Dört mezhepten birine göre ibâdet yapanlar, günah yaparlarsa veya ibâdetlerinde kusur ederlerse, Allahü teâlâ, bunları, dilerse affeder, Cehenneme hiç sokmaz. Dilerse, günahları kadar, azâb eder ise de, yine azâbdan kurtulacaklardır. Dinde zarûrî mâlûm olan, yâni câhillerin bile işitmiş olduğu, açık bilgilerden birine bile inanmayanlar, Cehennemde sonsuz azâb göreceklerdir. Bunlara (Kâfir) denir. Kâfirler, Kitaplı ve Kitapsız olmak üzere ikiye ayrılır. Müslüman evladı iken, sonradan dinden çıkarak kâfir olana, (Mürted) denir. Mürted, Mülhid, Zındık, Mecûsî, Putperest, eski Yunan felsefecileri, Münâfık, yetmişiki fırkadan taşkınlık edip kâfir olanlar, Berehmen, Budist, Bâtınî, İbâhî ve Dürzî denilen kimseler, hep Kitapsız kâfirdirler. Hıristiyanların ve Yahudilerin, gökten inen ve sonradan değiştirilip bozulan (Tevrât) ve (İncîl) kitaplarına inananları Kitaplı kâfirdir. Bunlar, herhangi bir mahlûkta (Ülûhiyyet sıfatı) bulunduğuna inanırsa, (Müşrik) olur. Allahü teâlânın (Sıfât-i zâtiyye)sine ve (Sıfât-i sübûtiyye)sine (Ülûhiyyet sıfatları) denir.

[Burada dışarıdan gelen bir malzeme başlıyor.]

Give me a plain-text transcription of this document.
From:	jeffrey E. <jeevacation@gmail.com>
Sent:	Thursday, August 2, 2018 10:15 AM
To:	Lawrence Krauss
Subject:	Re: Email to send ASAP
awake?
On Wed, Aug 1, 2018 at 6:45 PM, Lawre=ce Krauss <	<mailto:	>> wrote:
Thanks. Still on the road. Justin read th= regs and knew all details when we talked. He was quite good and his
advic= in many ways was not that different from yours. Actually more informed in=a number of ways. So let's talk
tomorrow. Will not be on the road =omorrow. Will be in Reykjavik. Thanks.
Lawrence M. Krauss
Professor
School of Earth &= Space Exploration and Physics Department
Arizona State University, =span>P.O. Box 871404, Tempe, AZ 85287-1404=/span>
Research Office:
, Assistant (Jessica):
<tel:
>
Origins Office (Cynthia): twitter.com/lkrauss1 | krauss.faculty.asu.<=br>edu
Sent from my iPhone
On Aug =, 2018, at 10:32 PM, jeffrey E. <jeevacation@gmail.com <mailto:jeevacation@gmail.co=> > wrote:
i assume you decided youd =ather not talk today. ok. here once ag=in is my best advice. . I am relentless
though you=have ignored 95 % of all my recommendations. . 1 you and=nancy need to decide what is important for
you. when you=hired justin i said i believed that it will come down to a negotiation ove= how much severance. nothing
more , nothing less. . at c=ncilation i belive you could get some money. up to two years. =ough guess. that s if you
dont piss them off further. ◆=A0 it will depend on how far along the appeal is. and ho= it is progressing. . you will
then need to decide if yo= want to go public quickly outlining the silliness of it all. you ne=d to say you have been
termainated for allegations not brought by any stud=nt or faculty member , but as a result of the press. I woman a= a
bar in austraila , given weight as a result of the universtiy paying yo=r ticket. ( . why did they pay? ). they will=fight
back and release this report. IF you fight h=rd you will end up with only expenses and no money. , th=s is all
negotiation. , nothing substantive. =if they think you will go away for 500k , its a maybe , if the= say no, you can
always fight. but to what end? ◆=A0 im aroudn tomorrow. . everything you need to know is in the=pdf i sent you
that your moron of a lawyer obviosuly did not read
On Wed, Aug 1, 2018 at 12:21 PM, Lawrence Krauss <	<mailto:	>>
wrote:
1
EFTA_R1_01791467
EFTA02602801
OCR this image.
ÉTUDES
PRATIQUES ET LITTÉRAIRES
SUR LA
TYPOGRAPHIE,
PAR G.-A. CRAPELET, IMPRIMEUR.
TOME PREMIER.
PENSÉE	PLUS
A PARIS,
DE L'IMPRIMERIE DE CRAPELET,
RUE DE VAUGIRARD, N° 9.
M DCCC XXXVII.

Kitaplı veya Kitapsız herhangi bir kâfir, Müslüman olursa, Cehenneme girmekten kurtulur. Hiç günahsız temiz bir Müslüman olur. Fakat, (Sünnî) bir Müslüman olması lâzımdır. Sünnî olmak demek, Ehl-i sünnet âlimlerinden birinin kitabını okuyup, öğrenip, îmanının, sözlerinin ve işlerinin buna uygun olması demektir…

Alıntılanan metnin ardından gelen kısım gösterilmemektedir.